La lettre des élus insiste sur l’échec du système actuel à répondre aux besoins les plus élémentaires des personnes sans domicile, exacerbé par la fin des plans « Grand Froid » et les remises à la rue systématiques. Les maires décrivent une réalité dans laquelle les campements et squats se multiplient. Des enfants et des personnes tombent gravement malades et sont abandonnés à leur sort. Les acteurs de terrain tel les centres d’hébergement d’urgence et les gestionnaires des 115 sont poussés à bout. Ils pointent du doigt la responsabilité de l’État, estimant avoir atteint les limites de leurs capacités à pallier ses carences.
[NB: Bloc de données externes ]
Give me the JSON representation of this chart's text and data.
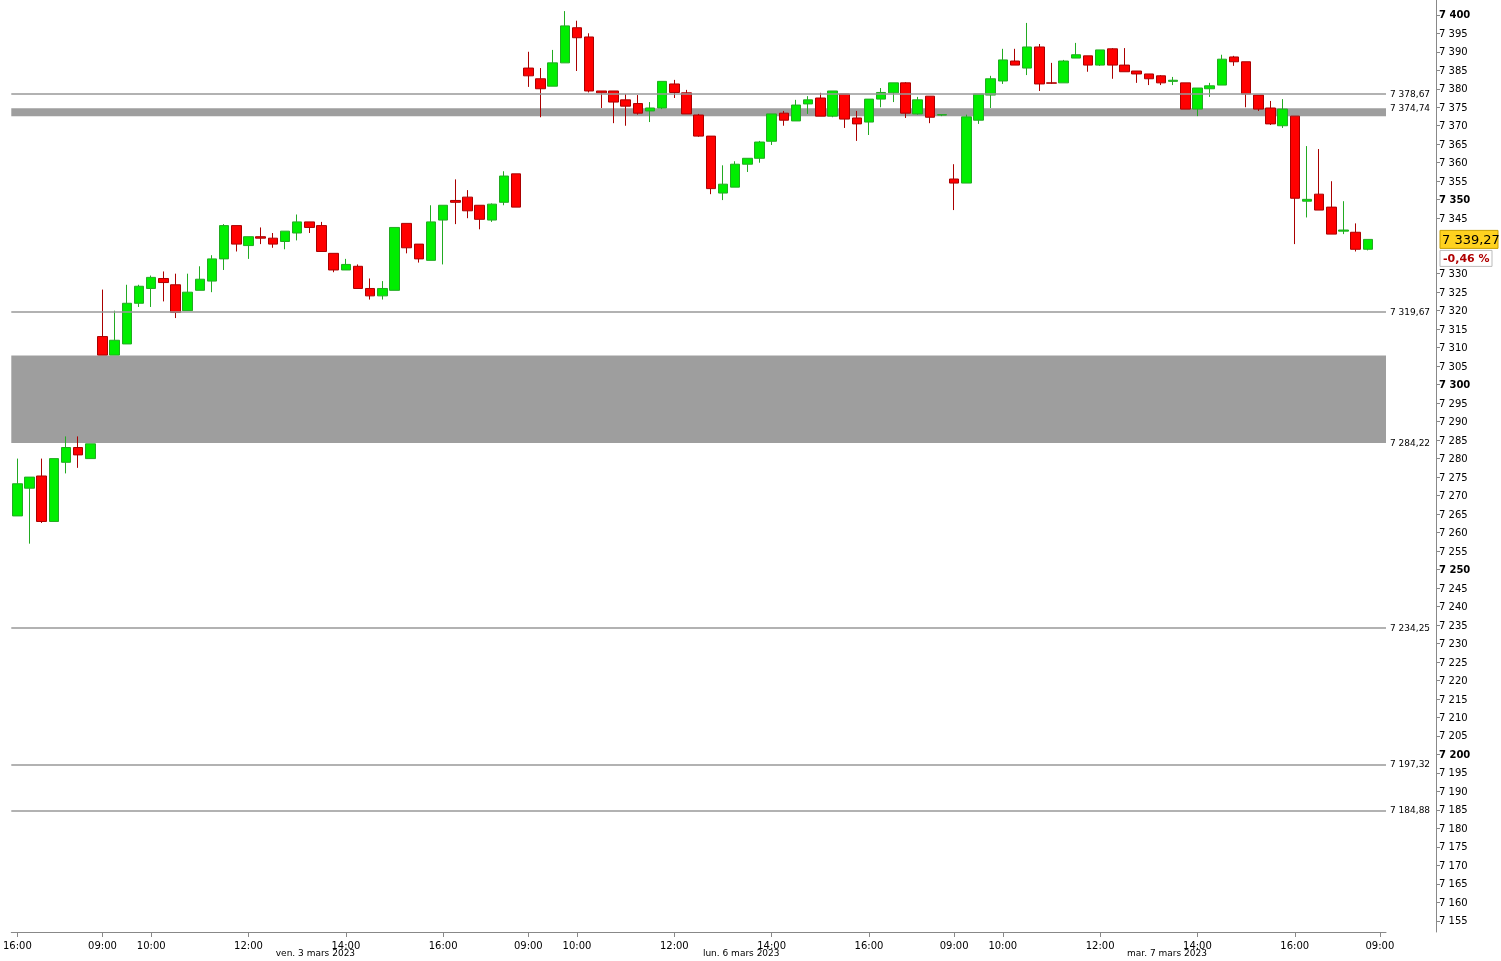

Le droit à l’hébergement n’est pas du tout respecté
Le courrier des élus fait aussi référence à la récente décision du Conseil Constitutionnel affirmant que le droit à un hébergement d’urgence est inconditionnel. Il rappelle l’annonce par le Ministre Vergriete d’une enveloppe supplémentaire de 120 millions d’euros pour l’hébergement d’urgence qui n’a pas été débloquée.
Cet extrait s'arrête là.